BIST 9.854
DOLAR 35,25
EURO 36,69
ALTIN 2.968,09
HABER /  GÜNCEL

Avşar: Evlilik doğaya aykırı!

Eski eşi Kaya Çilingiroğlu'ndan ayrıldıktan sonra ilk kez Ahmet Hakan'a konuşan Hülya Avşar'dan çok ama çok tartışılacak sözler: Bence evlilik doğa kanunlarına aykırı!..

Abone ol Hülya Avşar, Kaya Çilingiroğlu ile olan evliliğinin bitmesinden sonra verdiği ilk röportajında Ahmet Hakan’ın CNN Türk’teki ‘Tarafsız Bölge’ programına konuk oldu. Hülya Avşar, Ahmet Hakan’ın evlilik, aldatma, sadakat ve modern kadın konusundaki sorularını cevapladı.

Aslında siz modern görüntünüze karşın geleneksel bir anlayış içindesiniz.

- Bu devirde beni aldatan bir erkeği ben de aldatabilirim. Buna kim karşı çıkabilir ki? Hiç kimse karşı çıkamaz.

ARKADAŞ OLDUK

Ama siz böyle davranmadınız. Neden?

- Çünkü aldatmak istemiyorum. Öyle davranmayı sevmiyorum. Eğer aldatacaksan evlenmeyeceksin diye düşünüyorum. Ama bana göre evlilik doğa kanununa aykırı bir şey.

Doğa kanununa aykırı mı?

- Kesinlikle doğa kanununa aykırı. İki insan bir evde hayatlarını güzel geçirmeye çalışıyorlar. Farklı zevklere sahip insanlar ortak bir nokta bulmaya çalışıyorlar. Sonra o ortak noktalar olmuyor, uyuşmazlık çıkıyor. Bir gitarın telleri gibi atmaya başlıyor. Ama yine de ortak nokta bulma çabası devam ediyor. Bu arada çocuk oluyor. Evlilik zorunluluk haline geliyor.

Ve bir alışkanlığa dönüşüyor.

- Bir süre sonra arkadaş oluyorsunuz...

Bu durumda evliliği motive edecek unsurlar kalmıyor.

- Evet, kalmıyor. Yaşama zevkin bitiyor. Sonra erkek güzel kadın, kadın da yakışıklı erkeklerle karşılaşıyor. Ama sen, ‘hayır ben evliyim, ben evime sadık kalacağım, çocuğumu yetiştireceğim’ duygusuyla hayatına devam ediyorsun. Bu bir zorlamadır. Dolayısıyla doğaya aykırı bir şey.
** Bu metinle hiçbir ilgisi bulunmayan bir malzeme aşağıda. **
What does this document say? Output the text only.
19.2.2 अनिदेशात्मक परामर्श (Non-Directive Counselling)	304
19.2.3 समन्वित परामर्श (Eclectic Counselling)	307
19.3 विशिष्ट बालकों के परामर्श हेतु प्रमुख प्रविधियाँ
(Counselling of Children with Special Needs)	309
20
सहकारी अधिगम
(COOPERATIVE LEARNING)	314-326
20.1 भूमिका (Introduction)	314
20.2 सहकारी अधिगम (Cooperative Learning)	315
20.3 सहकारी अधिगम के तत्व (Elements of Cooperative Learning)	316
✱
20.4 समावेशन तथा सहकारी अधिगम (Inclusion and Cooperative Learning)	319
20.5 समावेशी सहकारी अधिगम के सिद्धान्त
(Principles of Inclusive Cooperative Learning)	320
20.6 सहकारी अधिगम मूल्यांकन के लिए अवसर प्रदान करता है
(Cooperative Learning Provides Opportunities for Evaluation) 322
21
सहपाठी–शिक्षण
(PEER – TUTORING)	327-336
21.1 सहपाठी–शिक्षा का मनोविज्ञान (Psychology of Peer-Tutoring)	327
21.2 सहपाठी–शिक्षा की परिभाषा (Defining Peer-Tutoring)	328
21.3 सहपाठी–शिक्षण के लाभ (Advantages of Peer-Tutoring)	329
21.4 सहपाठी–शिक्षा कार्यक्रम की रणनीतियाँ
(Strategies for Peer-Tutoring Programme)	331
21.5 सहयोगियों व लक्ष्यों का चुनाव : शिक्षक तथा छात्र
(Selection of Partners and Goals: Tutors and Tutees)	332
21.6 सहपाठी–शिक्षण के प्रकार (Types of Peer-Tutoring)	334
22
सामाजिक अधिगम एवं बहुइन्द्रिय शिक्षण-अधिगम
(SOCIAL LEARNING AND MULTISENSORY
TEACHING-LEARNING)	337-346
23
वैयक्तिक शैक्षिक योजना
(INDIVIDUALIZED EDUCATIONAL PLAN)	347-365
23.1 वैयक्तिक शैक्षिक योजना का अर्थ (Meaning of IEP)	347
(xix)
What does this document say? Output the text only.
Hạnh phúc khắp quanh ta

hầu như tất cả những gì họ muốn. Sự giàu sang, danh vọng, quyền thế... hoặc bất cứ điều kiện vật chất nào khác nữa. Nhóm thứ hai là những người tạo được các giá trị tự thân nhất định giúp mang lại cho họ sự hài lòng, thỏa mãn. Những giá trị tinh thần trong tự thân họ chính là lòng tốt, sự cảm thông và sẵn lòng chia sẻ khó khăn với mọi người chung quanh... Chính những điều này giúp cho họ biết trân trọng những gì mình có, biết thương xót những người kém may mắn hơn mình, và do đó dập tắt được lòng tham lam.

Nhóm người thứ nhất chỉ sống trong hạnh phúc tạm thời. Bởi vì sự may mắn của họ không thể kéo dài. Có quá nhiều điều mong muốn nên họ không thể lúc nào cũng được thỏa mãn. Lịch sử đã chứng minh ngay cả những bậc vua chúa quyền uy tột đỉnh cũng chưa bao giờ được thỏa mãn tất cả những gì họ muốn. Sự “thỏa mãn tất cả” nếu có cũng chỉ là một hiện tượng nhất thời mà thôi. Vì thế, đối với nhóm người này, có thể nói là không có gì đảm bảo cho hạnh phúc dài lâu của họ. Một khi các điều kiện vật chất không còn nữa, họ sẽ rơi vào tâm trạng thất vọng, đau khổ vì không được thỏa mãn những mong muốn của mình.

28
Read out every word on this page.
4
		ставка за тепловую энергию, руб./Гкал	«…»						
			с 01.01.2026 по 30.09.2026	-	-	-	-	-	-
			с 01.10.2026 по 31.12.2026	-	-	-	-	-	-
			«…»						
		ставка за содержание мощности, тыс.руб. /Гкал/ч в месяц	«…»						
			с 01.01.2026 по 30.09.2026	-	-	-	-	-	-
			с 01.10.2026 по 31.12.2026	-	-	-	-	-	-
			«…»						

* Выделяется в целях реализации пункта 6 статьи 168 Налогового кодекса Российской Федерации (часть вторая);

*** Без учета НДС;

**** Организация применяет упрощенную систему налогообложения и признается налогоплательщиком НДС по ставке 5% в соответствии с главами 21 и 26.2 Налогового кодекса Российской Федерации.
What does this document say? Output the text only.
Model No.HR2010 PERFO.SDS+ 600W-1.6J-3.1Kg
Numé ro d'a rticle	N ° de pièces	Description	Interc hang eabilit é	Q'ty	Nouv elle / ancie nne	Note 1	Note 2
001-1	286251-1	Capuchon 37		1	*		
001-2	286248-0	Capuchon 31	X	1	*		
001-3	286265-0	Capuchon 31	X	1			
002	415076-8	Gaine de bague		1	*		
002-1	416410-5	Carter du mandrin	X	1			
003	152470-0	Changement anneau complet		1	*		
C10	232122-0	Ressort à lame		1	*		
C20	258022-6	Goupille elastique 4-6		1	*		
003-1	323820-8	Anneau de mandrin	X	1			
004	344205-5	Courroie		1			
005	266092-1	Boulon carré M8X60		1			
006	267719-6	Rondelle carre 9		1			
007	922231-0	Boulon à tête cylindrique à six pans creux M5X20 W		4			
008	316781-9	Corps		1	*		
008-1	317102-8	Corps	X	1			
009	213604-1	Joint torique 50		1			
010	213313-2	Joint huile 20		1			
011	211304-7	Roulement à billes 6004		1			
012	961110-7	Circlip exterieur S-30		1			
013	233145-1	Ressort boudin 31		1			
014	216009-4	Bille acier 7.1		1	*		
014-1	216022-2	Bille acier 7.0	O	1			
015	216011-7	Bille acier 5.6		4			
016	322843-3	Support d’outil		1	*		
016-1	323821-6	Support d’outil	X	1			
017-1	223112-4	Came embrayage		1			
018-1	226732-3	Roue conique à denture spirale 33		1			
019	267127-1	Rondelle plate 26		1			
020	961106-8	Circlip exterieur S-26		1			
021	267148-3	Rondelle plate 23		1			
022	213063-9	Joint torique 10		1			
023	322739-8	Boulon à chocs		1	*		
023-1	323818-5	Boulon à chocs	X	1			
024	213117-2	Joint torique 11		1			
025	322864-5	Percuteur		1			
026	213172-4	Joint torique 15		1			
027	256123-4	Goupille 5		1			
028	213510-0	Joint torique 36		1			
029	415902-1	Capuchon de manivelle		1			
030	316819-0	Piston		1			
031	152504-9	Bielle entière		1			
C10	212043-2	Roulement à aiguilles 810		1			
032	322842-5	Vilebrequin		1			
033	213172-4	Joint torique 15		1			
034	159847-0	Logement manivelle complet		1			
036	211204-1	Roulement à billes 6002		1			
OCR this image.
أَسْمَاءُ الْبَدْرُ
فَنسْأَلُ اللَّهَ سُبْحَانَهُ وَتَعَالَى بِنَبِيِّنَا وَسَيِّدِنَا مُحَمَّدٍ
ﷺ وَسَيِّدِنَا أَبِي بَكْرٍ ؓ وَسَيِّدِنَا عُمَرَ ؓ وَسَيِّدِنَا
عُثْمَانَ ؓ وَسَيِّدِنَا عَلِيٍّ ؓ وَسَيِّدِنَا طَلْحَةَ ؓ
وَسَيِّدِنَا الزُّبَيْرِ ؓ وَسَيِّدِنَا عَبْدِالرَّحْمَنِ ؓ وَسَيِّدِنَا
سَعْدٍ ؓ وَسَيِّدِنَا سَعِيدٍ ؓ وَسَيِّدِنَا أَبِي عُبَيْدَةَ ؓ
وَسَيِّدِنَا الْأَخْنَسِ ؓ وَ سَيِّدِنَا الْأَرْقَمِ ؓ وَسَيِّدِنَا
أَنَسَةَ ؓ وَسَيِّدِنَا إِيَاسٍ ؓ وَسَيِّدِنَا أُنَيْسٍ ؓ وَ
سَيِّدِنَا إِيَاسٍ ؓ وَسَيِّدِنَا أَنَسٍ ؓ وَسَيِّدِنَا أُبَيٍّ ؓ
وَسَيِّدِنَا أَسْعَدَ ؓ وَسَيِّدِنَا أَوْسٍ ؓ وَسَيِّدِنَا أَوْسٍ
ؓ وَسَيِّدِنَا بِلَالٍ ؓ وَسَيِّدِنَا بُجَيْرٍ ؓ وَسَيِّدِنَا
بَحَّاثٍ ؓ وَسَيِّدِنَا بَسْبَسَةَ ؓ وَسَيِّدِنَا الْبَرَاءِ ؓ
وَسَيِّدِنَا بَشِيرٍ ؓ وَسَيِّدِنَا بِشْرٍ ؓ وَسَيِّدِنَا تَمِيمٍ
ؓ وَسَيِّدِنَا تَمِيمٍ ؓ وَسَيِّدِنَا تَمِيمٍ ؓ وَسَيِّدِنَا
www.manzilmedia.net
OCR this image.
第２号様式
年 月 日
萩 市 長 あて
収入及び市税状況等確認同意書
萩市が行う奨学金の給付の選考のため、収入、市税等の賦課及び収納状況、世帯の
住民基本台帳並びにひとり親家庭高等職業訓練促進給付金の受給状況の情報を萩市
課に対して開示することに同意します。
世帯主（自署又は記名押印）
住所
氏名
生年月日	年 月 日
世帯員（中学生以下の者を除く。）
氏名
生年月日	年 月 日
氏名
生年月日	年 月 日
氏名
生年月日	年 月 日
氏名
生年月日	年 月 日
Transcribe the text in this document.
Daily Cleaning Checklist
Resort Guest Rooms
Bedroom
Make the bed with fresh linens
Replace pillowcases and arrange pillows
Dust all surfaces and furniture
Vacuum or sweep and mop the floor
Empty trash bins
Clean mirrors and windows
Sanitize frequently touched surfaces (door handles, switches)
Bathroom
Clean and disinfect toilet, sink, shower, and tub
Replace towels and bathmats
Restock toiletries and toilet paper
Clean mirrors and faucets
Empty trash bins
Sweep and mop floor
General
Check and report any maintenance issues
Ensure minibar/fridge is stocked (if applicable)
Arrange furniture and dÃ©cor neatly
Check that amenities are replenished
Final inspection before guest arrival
Ama siz genelleme yapıyorsunuz. Oysa günümüzde birçok çift, birlikteliklerini heyecan içinde sürdürüyor.

- Siz öyle zannediyorsunuz. Siz evli misiniz?

Ben evli değilim ama mutlu mesut yaşayan bir çok aile tanıyorum. Yani hepsi göstermelik mi?

- Hayır, göstermelik değil. Onlar evliliğin birtakım kurallarını kabul etmişler ve o şekilde sürdürüyorlar.

OLANI KABULLENMEK

Yani birbirlerine göz yumuyorlar mı demek istiyorsunuz?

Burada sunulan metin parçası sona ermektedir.